Sur la prescription des crimes commis sur des mineurs, nous sommes tous d'accord pour qu'elle courre à partir de la majorité. Mais les avis divergent ensuite : certaines associations, suivies par certains collègues, estiment que ces crimes devraient être imprescriptibles ; d'autres veulent porter le délai de vingt à trente ans, donc jusqu'à l'âge de 48 ans ; d'autres encore, enfin, veulent en rester à vingt ans.
Les magistrats que nous avons auditionnés l'ont souligné, le délai actuel de prescription fait obstacle au jugement d'un très petit nombre d'affaires. Ce n'est pas une raison pour ne pas l'allonger mais il faut le savoir. Lorsque les plaintes pénales sont déposées en fin de délai, preuves et témoignages sont difficiles à obtenir. Résultat, un non-lieu, voire une relaxe ou un acquittement. Le « gain », si vous me permettez ce mot, est quasi inexistant pour la victime, qui peut éprouver un sentiment de frustration. Dans ce cas, le procès, expliquent les médecins légistes, est loin de constituer un accompagnement psychologique pour les victimes ; au contraire, il représente un élément supplémentaire de complexité.
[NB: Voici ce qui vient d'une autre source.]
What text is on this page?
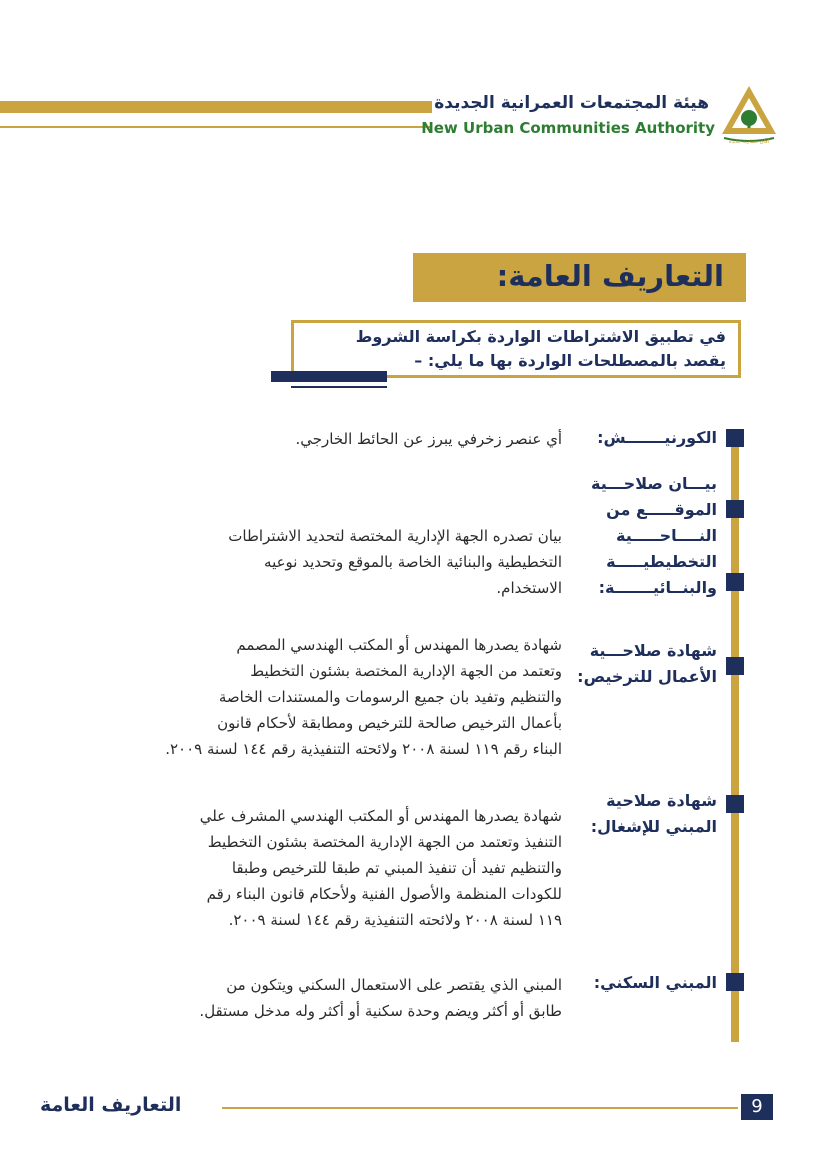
هيئة المجتمعات العمرانية الجديدة
New Urban Communities Authority
آفاق حضارية جديدة
التعاريف العامة:
في تطبيق الاشتراطات الواردة بكراسة الشروط
يقصد بالمصطلحات الواردة بها ما يلي: –
الكورنيـــــــش:
أي عنصر زخرفي يبرز عن الحائط الخارجي.
بيـــان صلاحـــية
الموقـــــع من
النــــاحـــــية
التخطيطيـــــة
والبنــائيـــــــة:
بيان تصدره الجهة الإدارية المختصة لتحديد الاشتراطات
التخطيطية والبنائية الخاصة بالموقع وتحديد نوعيه
الاستخدام.
شهادة صلاحـــية
الأعمال للترخيص:
شهادة يصدرها المهندس أو المكتب الهندسي المصمم
وتعتمد من الجهة الإدارية المختصة بشئون التخطيط
والتنظيم وتفيد بان جميع الرسومات والمستندات الخاصة
بأعمال الترخيص صالحة للترخيص ومطابقة لأحكام قانون
البناء رقم ١١٩ لسنة ٢٠٠٨ ولائحته التنفيذية رقم ١٤٤ لسنة ٢٠٠٩.
شهادة صلاحية
المبني للإشغال:
شهادة يصدرها المهندس أو المكتب الهندسي المشرف علي
التنفيذ وتعتمد من الجهة الإدارية المختصة بشئون التخطيط
والتنظيم تفيد أن تنفيذ المبني تم طبقا للترخيص وطبقا
للكودات المنظمة والأصول الفنية ولأحكام قانون البناء رقم
١١٩ لسنة ٢٠٠٨ ولائحته التنفيذية رقم ١٤٤ لسنة ٢٠٠٩.
المبني السكني:
المبني الذي يقتصر على الاستعمال السكني ويتكون من
طابق أو أكثر ويضم وحدة سكنية أو أكثر وله مدخل مستقل.
التعاريف العامة	9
Après réflexion, je suggère de maintenir un délai de prescription de vingt ans.
Si nous ne disposons pas d'une étude d'impact, nous avons fini par obtenir des chiffres de la Chancellerie : l'allongement des délais nécessiterait une augmentation de 29 à 72 équivalents temps plein (ETP) de magistrats et de 39 à 98 ETP de fonctionnaires, soit un coût supplémentaire de 3,7 à 9,3 millions d'euros.